当時の松本は今以上にトガッており、あらゆるものに毒づいていた。
「一般人の盗撮被害もさることながら、テレビ局のスタッフにも毒づいていました。特に編集において、まったく違う場面で自分が笑っている場面を挿入され、『自分のセンスが疑われる』と週刊誌のコラムで言及していましたね。この連載は『遺書』『松本』(ともに朝日新聞社)にまとめられ、ベストセラーとなります。現在のようにブログなどで気軽な情報発信ができないため、松本の本音がうかがえる貴重な文章でした。自らを笑いの天才と言ってはばからない姿勢は時に批判を受けることもありましたが、熱狂的なファンも獲得しました」(放送作家) さらに、厳しい視線は同業者にも向けられていた。
「当時、アメリカで人気のあった日本人女性のスタンダップコメディアンのTAMAYOが、逆輸入される形で日本進出を果たしました。しかし、芸としてはまったくウケず、真っ先に『つまらない』と批判したのが松本でした。
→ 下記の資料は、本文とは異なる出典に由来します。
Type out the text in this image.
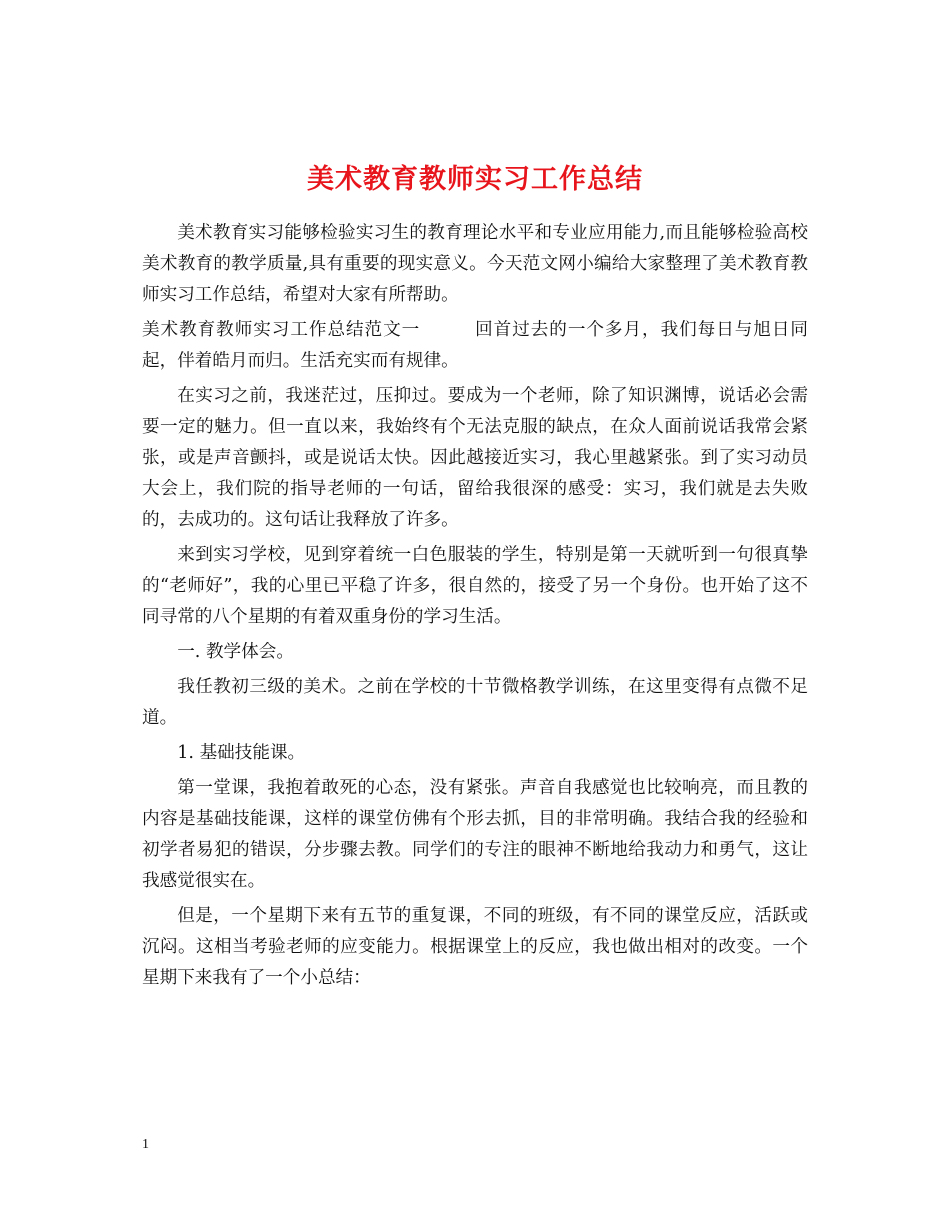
美术教育教师实习工作总结

美术教育实习能够检验实习生的教育理论水平和专业应用能力,而且能够检验高校美术教育的教学质量,具有重要的现实意义。今天范文网小编给大家整理了美术教育教师实习工作总结，希望对大家有所帮助。

美术教育教师实习工作总结范文一	回首过去的一个多月，我们每日与旭日同起，伴着皓月而归。生活充实而有规律。

在实习之前，我迷茫过，压抑过。要成为一个老师，除了知识渊博，说话必会需要一定的魅力。但一直以来，我始终有个无法克服的缺点，在众人面前说话我常会紧张，或是声音颤抖，或是说话太快。因此越接近实习，我心里越紧张。到了实习动员大会上，我们院的指导老师的一句话，留给我很深的感受：实习，我们就是去失败的，去成功的。这句话让我释放了许多。

来到实习学校，见到穿着统一白色服装的学生，特别是第一天就听到一句很真挚的“老师好”，我的心里已平稳了许多，很自然的，接受了另一个身份。也开始了这不同寻常的八个星期的有着双重身份的学习生活。

一. 教学体会。

我任教初三级的美术。之前在学校的十节微格教学训练，在这里变得有点微不足道。

1. 基础技能课。

第一堂课，我抱着敢死的心态，没有紧张。声音自我感觉也比较响亮，而且教的内容是基础技能课，这样的课堂仿佛有个形去抓，目的非常明确。我结合我的经验和初学者易犯的错误，分步骤去教。同学们的专注的眼神不断地给我动力和勇气，这让我感觉很实在。

但是，一个星期下来有五节的重复课，不同的班级，有不同的课堂反应，活跃或沉闷。这相当考验老师的应变能力。根据课堂上的反应，我也做出相对的改变。一个星期下来我有了一个小总结：

1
松本はのちに『進ぬ!電波少年』(日本テレビ系)において、自作のコメディ映像を持ちアメリカ人を笑わせに行く企画を手がけていますが、もしかしたらきっかけはTAMAYOだったかもしれませんね」(前出・同)
現在では結婚し子どもを持ち、良きパパとなっている松本であるが、かつては誰もが恐れる存在であったのは確かであろう。今後も「血だらけフィルム」級のエピソードが開陳されそうだ。